Q.重さをはかるために使った昔の道具を教えてください。【レファレンスQandA】
民俗担当 磯本宏紀
重さを量(はか)る昔の道具を2つ紹介しましょう。1つ目は、天秤秤(てんびんばかり)(図1)、2つ目が棹秤(さおばかり)(図2)です。理科の授業で習った梃子(てこ)や天秤の仕組みを思い出してください。どちらも、支点を中心にして両端(りょうはし)にはたらく力(重さ)が同じなら、つり合って竿(さお)が水平になるという仕組みを利用した秤です。
図1 天秤秤(てんびんばかり)
図2 棹秤(さおばかり)
天秤秤は、中央を支点として竿の両端に皿(さら)をつるし、それぞれに量りたいものとおもりをのせます。つり合って竿が水平になったら、のせたおもりの重さがものの重さだとわかります。
棹秤は、取っ手(ひも)を支点にし、片側にある皿に量りたいものをのせたり、かぎにひっかけたりし、もう片側にはおもりをつるして量ります(図2は、かぎにひっかけるタイプです)。このとき、棹(さお)が水平になる位置までおもりを移動させ、支点からおもりまでの距離(きょり)が、支点から量るものまでの距離の何倍なのかを目盛(めもり)を使って読むことで重さがわかるという仕組みです。支点から量りたいものとの距離は動きませんので、おもりを遠くに動かしていけばいくほど、重たいものを量ることができることになります。
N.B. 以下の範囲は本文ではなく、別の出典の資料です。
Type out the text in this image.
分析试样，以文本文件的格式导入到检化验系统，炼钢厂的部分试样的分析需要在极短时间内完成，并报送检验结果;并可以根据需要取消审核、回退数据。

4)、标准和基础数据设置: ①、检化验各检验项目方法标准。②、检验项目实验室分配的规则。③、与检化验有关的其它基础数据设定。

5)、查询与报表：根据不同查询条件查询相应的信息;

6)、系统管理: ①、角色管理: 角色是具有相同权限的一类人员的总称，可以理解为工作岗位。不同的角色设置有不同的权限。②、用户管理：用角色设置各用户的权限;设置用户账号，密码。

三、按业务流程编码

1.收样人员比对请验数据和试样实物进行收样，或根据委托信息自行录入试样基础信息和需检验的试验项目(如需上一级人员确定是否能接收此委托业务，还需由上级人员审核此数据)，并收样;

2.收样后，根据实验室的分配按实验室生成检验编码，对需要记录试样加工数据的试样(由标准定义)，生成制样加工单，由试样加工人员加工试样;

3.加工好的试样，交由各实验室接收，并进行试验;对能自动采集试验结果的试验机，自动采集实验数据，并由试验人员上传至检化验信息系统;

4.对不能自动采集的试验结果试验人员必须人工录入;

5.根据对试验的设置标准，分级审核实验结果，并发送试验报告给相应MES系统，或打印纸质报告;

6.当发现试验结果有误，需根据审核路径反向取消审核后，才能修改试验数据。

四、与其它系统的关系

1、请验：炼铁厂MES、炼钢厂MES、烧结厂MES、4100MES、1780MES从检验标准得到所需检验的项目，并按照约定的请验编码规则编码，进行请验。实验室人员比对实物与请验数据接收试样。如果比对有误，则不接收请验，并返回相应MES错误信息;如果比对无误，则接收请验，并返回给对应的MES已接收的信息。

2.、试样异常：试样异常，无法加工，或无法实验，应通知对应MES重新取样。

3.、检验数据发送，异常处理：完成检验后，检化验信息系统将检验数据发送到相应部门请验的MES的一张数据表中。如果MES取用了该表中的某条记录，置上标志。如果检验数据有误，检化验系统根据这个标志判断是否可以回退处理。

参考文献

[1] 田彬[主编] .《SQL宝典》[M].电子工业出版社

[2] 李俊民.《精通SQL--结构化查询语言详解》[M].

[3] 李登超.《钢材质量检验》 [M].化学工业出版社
棹が水平になった位置で支点からの距離を目盛りで読み(図3)、〔おもりの重さ〕×〔支点からおもりまでの距離÷支点から量りたいものまでの距離〕で重さが量れます。
図3 棹秤の目盛り
天秤秤は、両替商(りょうがえしょう)や商家(しょうか)などでしばしば用いられました。そこでは、秤は固定され、いくつもの分銅(ふんどう)が使われました。
一方の棹秤は、魚売り、野菜売りなど商売の人から、米など農作物の重さを量るのにもよく使われました。携帯用(けいたいよう)の小型のものから、米俵(こめだわら)など重いものを量ることができる太く長い棹秤まで、いろいろな種類が用途に合わせて使われていました。